Par conséquent, cette nouvelle politique constitue un pas en arrière, par lequel le Burundi rejoint la Guinée équatoriale, la Sierra Leone, la Tanzanie et le Togo dans l’adoption d’une politique scolaire punitive et discriminatoire à l’encontre des filles enceintes et des mères adolescentes. Ces politiques ont pour effet de dénier à ces filles une éducation.

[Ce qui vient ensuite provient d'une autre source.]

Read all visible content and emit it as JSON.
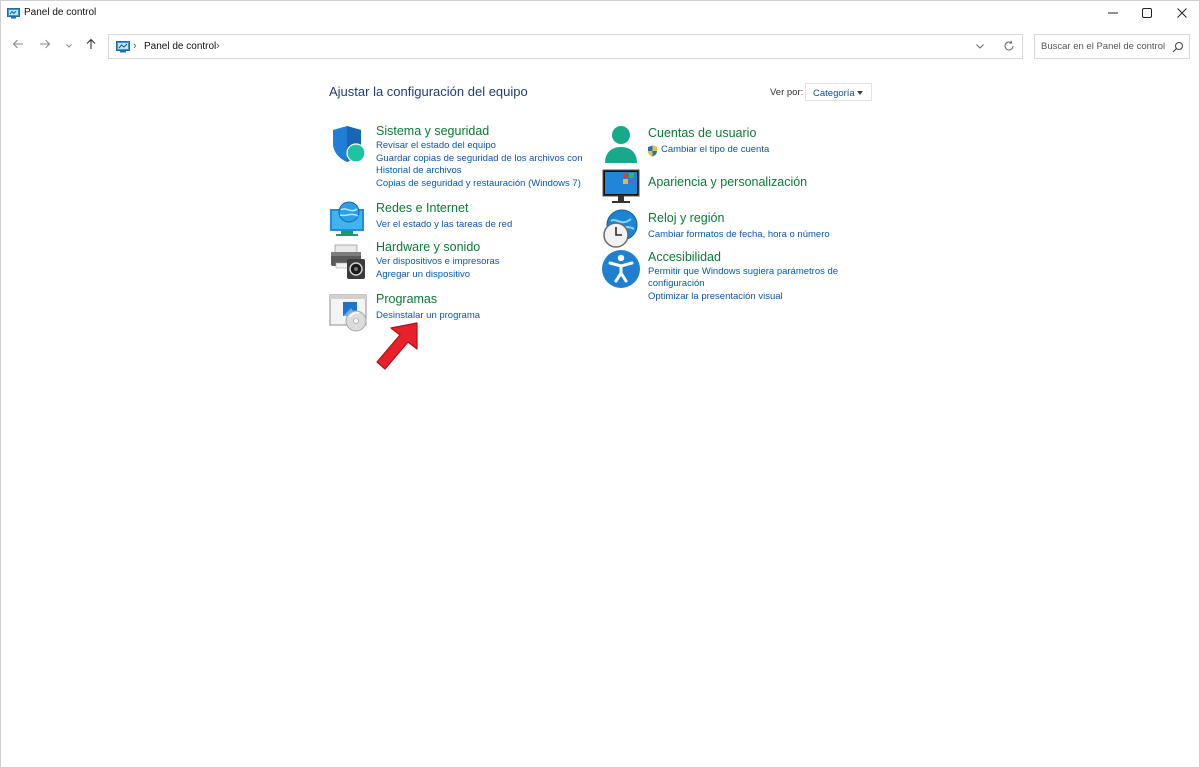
{
  "window": {
    "title": "Panel de control"
  },
  "navigation": {
    "back_icon": "arrow-left-icon",
    "forward_icon": "arrow-right-icon",
    "recent_icon": "chevron-down-icon",
    "up_icon": "arrow-up-icon",
    "breadcrumb": "Panel de control",
    "search_placeholder": "Buscar en el Panel de control"
  },
  "main": {
    "heading": "Ajustar la configuración del equipo",
    "view_by_label": "Ver por:",
    "view_by_value": "Categoría",
    "categories_left": [
      {
        "title": "Sistema y seguridad",
        "links": [
          "Revisar el estado del equipo",
          "Guardar copias de seguridad de los archivos con",
          "Historial de archivos",
          "Copias de seguridad y restauración (Windows 7)"
        ]
      },
      {
        "title": "Redes e Internet",
        "links": [
          "Ver el estado y las tareas de red"
        ]
      },
      {
        "title": "Hardware y sonido",
        "links": [
          "Ver dispositivos e impresoras",
          "Agregar un dispositivo"
        ]
      },
      {
        "title": "Programas",
        "links": [
          "Desinstalar un programa"
        ]
      }
    ],
    "categories_right": [
      {
        "title": "Cuentas de usuario",
        "links": [
          "Cambiar el tipo de cuenta"
        ]
      },
      {
        "title": "Apariencia y personalización",
        "links": []
      },
      {
        "title": "Reloj y región",
        "links": [
          "Cambiar formatos de fecha, hora o número"
        ]
      },
      {
        "title": "Accesibilidad",
        "links": [
          "Permitir que Windows sugiera parámetros de",
          "configuración",
          "Optimizar la presentación visual"
        ]
      }
    ]
  },
  "colors": {
    "category_title": "#0a7a37",
    "link": "#0a57b0",
    "heading": "#1e3d7c",
    "annotation_arrow": "#e8202a"
  }
}
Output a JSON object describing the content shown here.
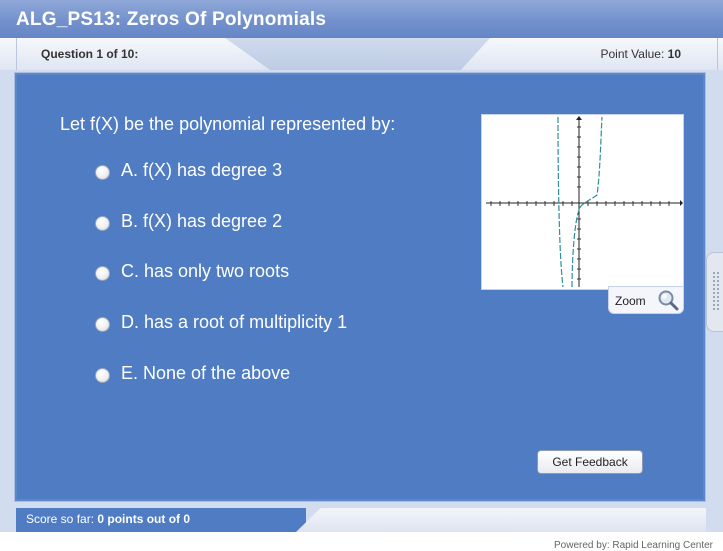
{
  "header": {
    "title": "ALG_PS13: Zeros Of Polynomials"
  },
  "question_bar": {
    "question_label": "Question 1 of 10:",
    "point_value_label": "Point Value:",
    "point_value": "10"
  },
  "question": {
    "prompt": "Let f(X) be the polynomial represented by:",
    "options": [
      {
        "label": "A. f(X) has degree 3"
      },
      {
        "label": "B. f(X) has degree 2"
      },
      {
        "label": "C. has only two roots"
      },
      {
        "label": "D. has a root of multiplicity 1"
      },
      {
        "label": "E. None of the above"
      }
    ]
  },
  "graph": {
    "zoom_label": "Zoom",
    "icon": "magnifier-icon"
  },
  "actions": {
    "feedback_label": "Get Feedback"
  },
  "footer": {
    "score_label": "Score so far:",
    "score_value": "0 points out of 0",
    "powered_by": "Powered by: Rapid Learning Center"
  },
  "colors": {
    "panel": "#4f7cc3",
    "title_bar": "#7391cd",
    "curve": "#2f8f9a"
  }
}
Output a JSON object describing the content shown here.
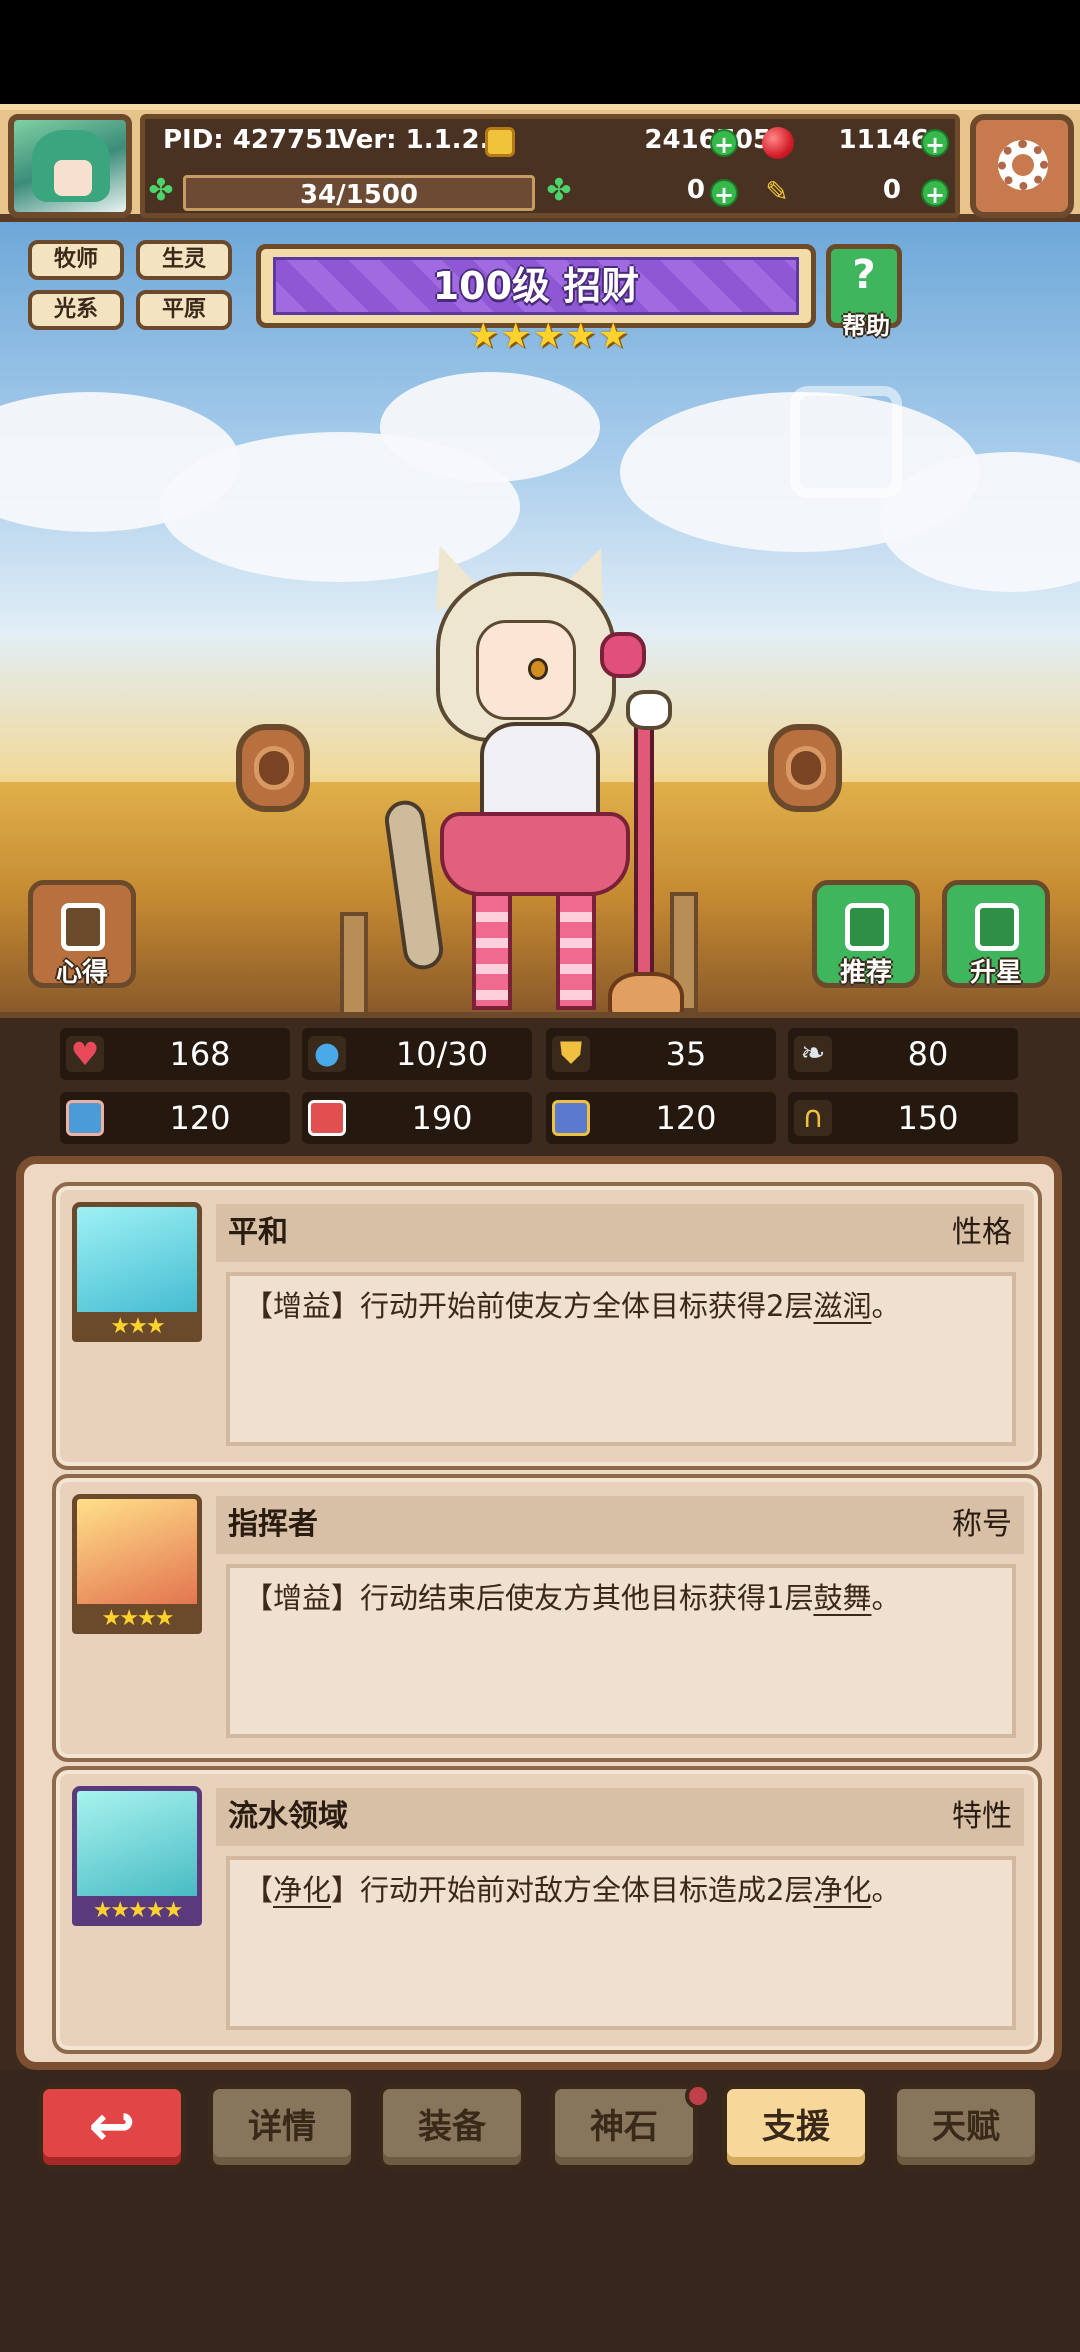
{
  "hud": {
    "pid": "PID: 427751",
    "version": "Ver: 1.1.2.5",
    "gold": "2416705",
    "ruby": "11146",
    "stamina": "34/1500",
    "clover": "0",
    "ticket": "0"
  },
  "hero": {
    "tags": [
      "牧师",
      "生灵",
      "光系",
      "平原"
    ],
    "title": "100级 招财",
    "stars": 5,
    "help_label": "帮助",
    "left_button": "心得",
    "recommend_button": "推荐",
    "star_up_button": "升星"
  },
  "stats": [
    {
      "icon": "heart-icon",
      "value": "168",
      "color": "#e84a5a"
    },
    {
      "icon": "water-drop-icon",
      "value": "10/30",
      "color": "#4aa9e8"
    },
    {
      "icon": "shield-icon",
      "value": "35",
      "color": "#f0c040"
    },
    {
      "icon": "wing-icon",
      "value": "80",
      "color": "#dfe6ee"
    },
    {
      "icon": "fist-icon",
      "value": "120",
      "color": "#f0b0a0"
    },
    {
      "icon": "book-icon",
      "value": "190",
      "color": "#e05050"
    },
    {
      "icon": "boot-icon",
      "value": "120",
      "color": "#5a7ad0"
    },
    {
      "icon": "horseshoe-icon",
      "value": "150",
      "color": "#f0c040"
    }
  ],
  "cards": [
    {
      "name": "平和",
      "type": "性格",
      "stars": "★★★",
      "desc_pre": "【增益】行动开始前使友方全体目标获得2层",
      "keyword": "滋润",
      "desc_post": "。",
      "portrait_color": "#5fd1e0",
      "frame_color": "#6b4a2c"
    },
    {
      "name": "指挥者",
      "type": "称号",
      "stars": "★★★★",
      "desc_pre": "【增益】行动结束后使友方其他目标获得1层",
      "keyword": "鼓舞",
      "desc_post": "。",
      "portrait_color": "#f0b070",
      "frame_color": "#6b4a2c"
    },
    {
      "name": "流水领域",
      "type": "特性",
      "stars": "★★★★★",
      "desc_pre": "【",
      "keyword_a": "净化",
      "desc_mid": "】行动开始前对敌方全体目标造成2层",
      "keyword": "净化",
      "desc_post": "。",
      "portrait_color": "#6fd6d9",
      "frame_color": "#5a3a7a"
    }
  ],
  "nav": {
    "back": "",
    "details": "详情",
    "equipment": "装备",
    "divine_stone": "神石",
    "support": "支援",
    "talent": "天赋"
  }
}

Dans ces pays, des responsables et des élus ont insisté pour l’adoption de mesures punitives à l’égard de filles qu’ils accusent de « faillite morale ». Et pourtant, le gouvernement du Burundi souligne aussi que ces filles sont des « victimes » de leur grossesse ou de leur mariage précoce. Sur ce point, le gouvernement a raison et par conséquent, il semble que ces filles ont besoin d’un soutien et non pas d’une punition. Bien que des statistiques soient difficiles à obtenir, les activistes des droits de l’enfant affirment que de nombreuses filles au Burundi ont des grossesses non désirées et même forcées, résultant souvent de violences sexuelles.
Malgré cette décision préjudiciable du gouvernement burundais, il y a un large soutien parmi les pays africains à l’idée de maintenir les filles enceintes et les mères adolescentes dans le système scolaire. Certains gouvernements, confrontés à des taux élevés de grossesse parmi les élèves des écoles, ont adopté des politiques très pragmatiques pour soutenir l’éducation des filles, tout en s’attaquant aux causes profondes des grossesses prématurées.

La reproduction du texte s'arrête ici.